Rafa Galé, una pizca de sangre azul


Publicado el 02/04/2026 a las 09:03
Yo veía que tenías algo de diplomático. O de rey, en el concepto de representación. Siempre estabas en tu sitio, siempre correcto, siempre con una leve sonrisa. Empleabas un lenguaje preciso y nada churrigueresco. Con elegancia y buena presencia te plantabas en cualquier escenario de la vida. Cogías la bandera que los demás evadíamos y tomabas la iniciativa para ser el delegado de equipo, poner siempre tu coche o reservar una mesa en un restaurante. En Sanfermines llevabas el bote y, no sé cómo lo hacías, estirabas el dinero un bar más que el resto.
Nos conocimos en 1981 en el Colegio Maristas: ¡¡¡vaya fábrica de hacer amigos para toda la vida!!! Los profesores, pronto me di cuenta, te hablaban como si te conocieran de toda la vida. Normal, eras el pequeño de una saga de numerosos hermanos, una familia irrepetible. Su reputación te precedía. Desde entonces, coincidimos en muchos más sitios: las Javieradas, el edificio de Ciencias Sociales, la mili, el barrio, los partidos de Osasuna, los viajes a Valencia, Madrid o Barcelona. Te recuerdo en la jura de bandera, ibas el primero en la formación. Como decía aquel sargento andaluz canijo: “Los guapos y altos, adelante; los pequeños y feos que se pongan atrás”.

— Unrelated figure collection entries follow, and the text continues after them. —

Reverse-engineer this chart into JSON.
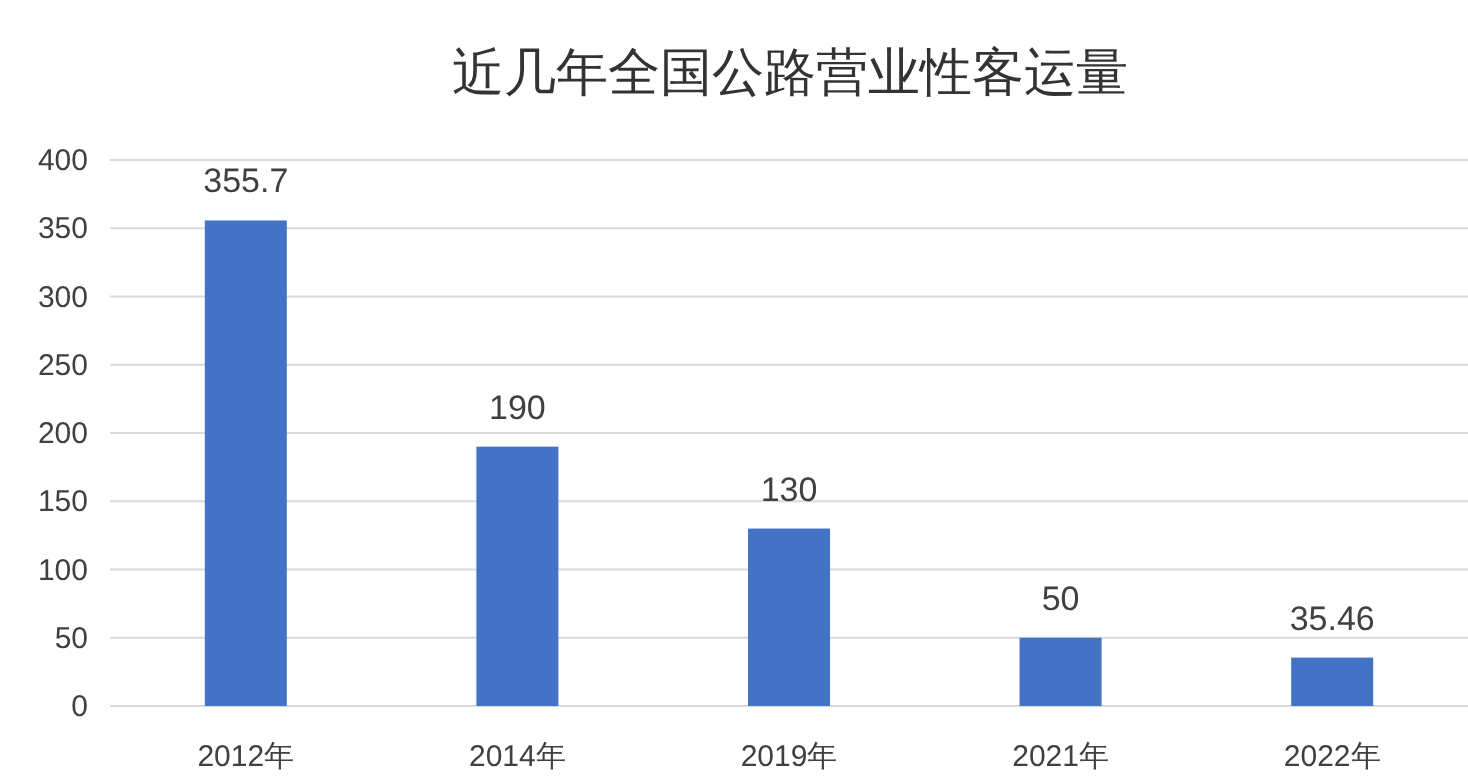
{
  "chart_data": {
    "type": "bar",
    "title": "近几年全国公路营业性客运量",
    "categories": [
      "2012年",
      "2014年",
      "2019年",
      "2021年",
      "2022年"
    ],
    "values": [
      355.7,
      190,
      130,
      50,
      35.46
    ],
    "color": "#4472c4",
    "ylim": [
      0,
      400
    ],
    "yticks": [
      0,
      50,
      100,
      150,
      200,
      250,
      300,
      350,
      400
    ],
    "grid": "y",
    "data_labels": true
  }
}
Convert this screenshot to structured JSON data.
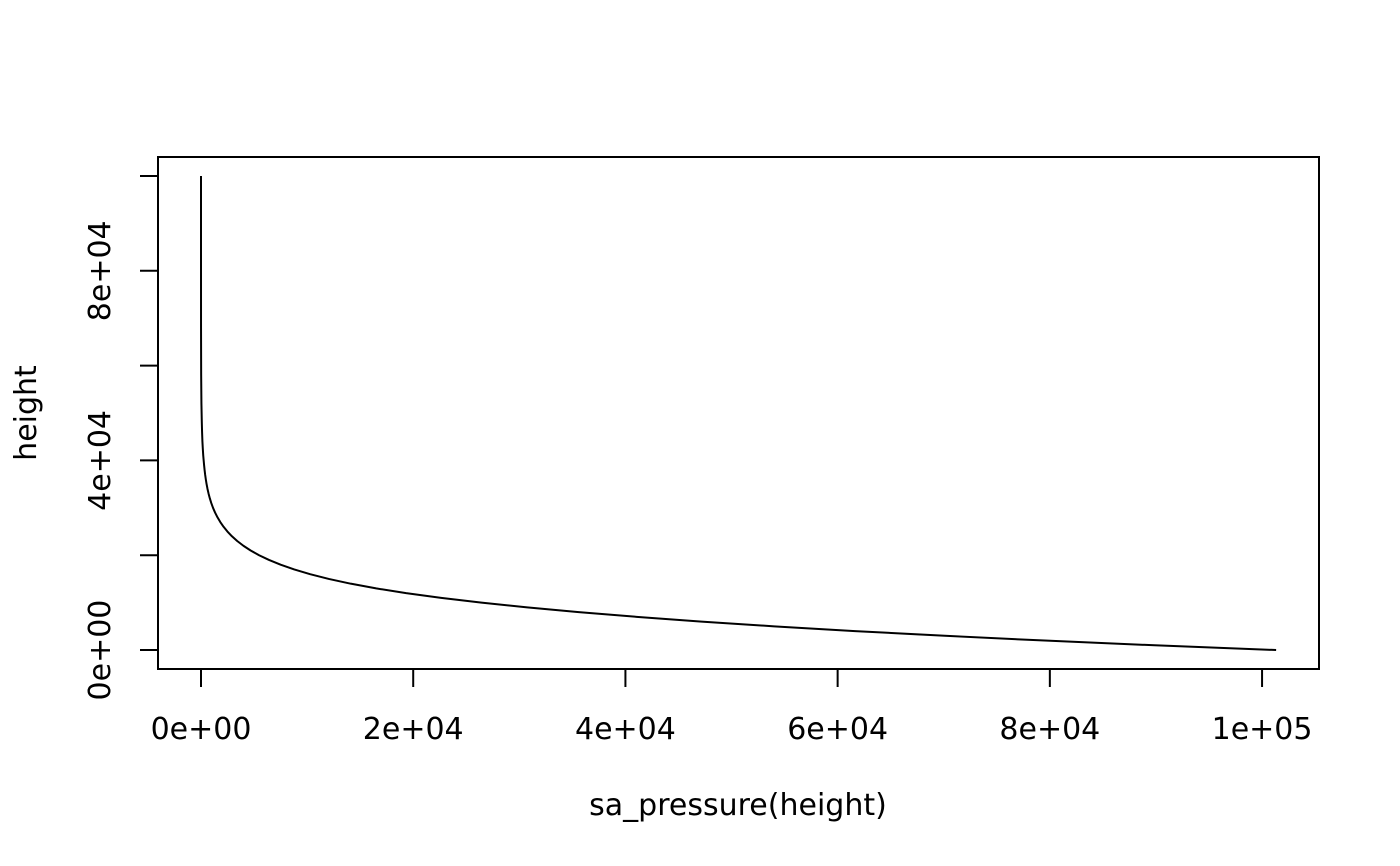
{
  "chart_data": {
    "type": "line",
    "title": "",
    "xlabel": "sa_pressure(height)",
    "ylabel": "height",
    "xlim": [
      -4052.5,
      105366.4
    ],
    "ylim": [
      -4000,
      104000
    ],
    "grid": false,
    "legend": "none",
    "x_ticks": [
      {
        "value": 0,
        "label": "0e+00"
      },
      {
        "value": 20000,
        "label": "2e+04"
      },
      {
        "value": 40000,
        "label": "4e+04"
      },
      {
        "value": 60000,
        "label": "6e+04"
      },
      {
        "value": 80000,
        "label": "8e+04"
      },
      {
        "value": 100000,
        "label": "1e+05"
      }
    ],
    "y_ticks": [
      {
        "value": 0,
        "label": "0e+00"
      },
      {
        "value": 20000,
        "label": ""
      },
      {
        "value": 40000,
        "label": "4e+04"
      },
      {
        "value": 60000,
        "label": ""
      },
      {
        "value": 80000,
        "label": "8e+04"
      },
      {
        "value": 100000,
        "label": ""
      }
    ],
    "series": [
      {
        "color": "#000000",
        "x": [
          101325,
          89875,
          79495,
          70108,
          61640,
          54019,
          47181,
          41060,
          35599,
          30742,
          26436,
          22632,
          19330,
          16510,
          14102,
          12045,
          10287,
          8787,
          7505,
          6410,
          5475,
          4677,
          3995,
          3412,
          2915,
          2490,
          2127,
          1817,
          1552,
          1326,
          1132,
          969,
          831,
          713,
          612,
          526,
          453,
          390,
          337,
          291,
          252,
          212,
          170,
          133,
          101,
          76,
          40,
          15,
          3,
          0.3,
          0
        ],
        "y": [
          0,
          1000,
          2000,
          3000,
          4000,
          5000,
          6000,
          7000,
          8000,
          9000,
          10000,
          11000,
          12000,
          13000,
          14000,
          15000,
          16000,
          17000,
          18000,
          19000,
          20000,
          21000,
          22000,
          23000,
          24000,
          25000,
          26000,
          27000,
          28000,
          29000,
          30000,
          31000,
          32000,
          33000,
          34000,
          35000,
          36000,
          37000,
          38000,
          39000,
          40000,
          41000,
          42500,
          44000,
          46000,
          48000,
          52000,
          58000,
          68000,
          85000,
          100000
        ]
      }
    ]
  }
}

Cada fin de semana echábamos un rato en el Black Queen, donde a nuestro grupo lo bautizaron como “Los Txuses”. Han sido años magníficos, buscábamos parecidos razonables y poníamos apodos, ¡nos hemos reído tanto! Nunca acabaré de agradecerte el consuelo y desahogo que me has brindado con motivo de la enfermedad de mi madre. Junto con otros amigos y compañeros, Iñaki y tú habéis sido mis soportes anímicos. El día de tu despedida me dijiste que cuidara de ella, justo cuando veía todo más cuesta arriba. Me diste un empujón para siempre. Te voy a echar mucho de menos. Qué pena que te hayas ido en una edad en la que todavía no corresponde. Has sido un ejemplo con mayúsculas de cómo ir por la vida. Te recordaré valiente y querido: sólo tuviste amigos. No me dejes de ayudar desde el cielo. Rafa, ¡qué bueno has sido para todos!